An approach that is a bit more general is to melt (pl.DataFrame.unpivot) the dataframe on the answer columns. This gives you a long format dataframe, which for each original row contains one row for each answer column.
import polars.selectors as cs
(
df
.unpivot(
on=cs.starts_with("Answer"),
index=["ID", "Question"],
variable_name="Source",
value_name="Answer",
)
)
shape: (9, 4)
┌─────┬──────────┬──────────┬───────────────────┐
│ ID ┆ Question ┆ Source ┆ Answer │
│ --- ┆ --- ┆ --- ┆ --- │
│ i64 ┆ str ┆ str ┆ str │
╞═════╪══════════╪══════════╪═══════════════════╡
│ 1 ┆ A ┆ Answer A ┆ Some answer │
│ 1 ┆ B ┆ Answer A ┆ Some answer │
│ 1 ┆ C ┆ Answer A ┆ Some answer │
│ 1 ┆ A ┆ Answer B ┆ Some other answer │
│ 1 ┆ B ┆ Answer B ┆ Some other answer │
│ 1 ┆ C ┆ Answer B ┆ Some other answer │
│ 1 ┆ A ┆ Answer C ┆ Another answer │
│ 1 ┆ B ┆ Answer C ┆ Another answer │
│ 1 ┆ C ┆ Answer C ┆ Another answer │
└─────┴──────────┴──────────┴───────────────────┘
From here, it is easy to (after some transformation) filter for rows in which the Source column matches the question (see TLDR).

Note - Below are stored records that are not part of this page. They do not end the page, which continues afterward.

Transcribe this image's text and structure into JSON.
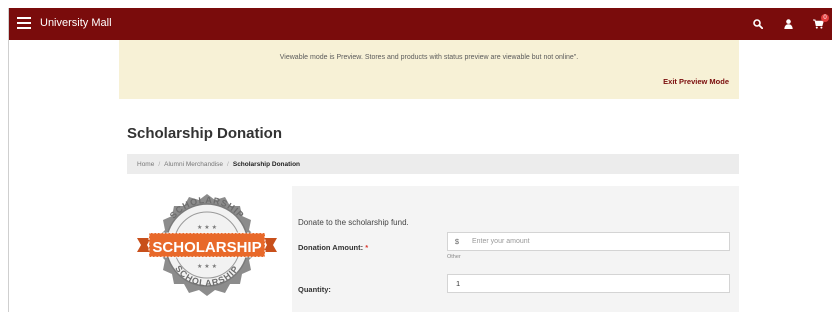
{
  "header": {
    "brand": "University Mall",
    "icons": [
      "menu-icon",
      "search-icon",
      "user-icon",
      "cart-icon"
    ],
    "cart_count": "0",
    "bar_color": "#7a0c0c"
  },
  "preview": {
    "message": "Viewable mode is Preview. Stores and products with status preview are viewable but not online\".",
    "exit_label": "Exit Preview Mode"
  },
  "page": {
    "title": "Scholarship Donation"
  },
  "breadcrumb": {
    "items": [
      "Home",
      "Alumni Merchandise",
      "Scholarship Donation"
    ]
  },
  "product": {
    "badge_alt": "SCHOLARSHIP",
    "intro": "Donate to the scholarship fund.",
    "amount_label": "Donation Amount:",
    "required_mark": "*",
    "currency_symbol": "$",
    "amount_placeholder": "Enter your amount",
    "amount_hint": "Other",
    "quantity_label": "Quantity:",
    "quantity_value": "1"
  }
}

If there are a limited number of answer columns, this can be done with a simple pl.when().then() chain:
df2 = df.select(
"ID",
"Question",
pl.when(pl.col("Question") == "A")
.then("Answer A")
.when(pl.col("Question") == "B")
.then("Answer B")
.when(pl.col("Question") == "C")
.then("Answer C")
.alias("Answer"),
)
This will set the value from the column Answer A as Answer if Question == "A" and so on.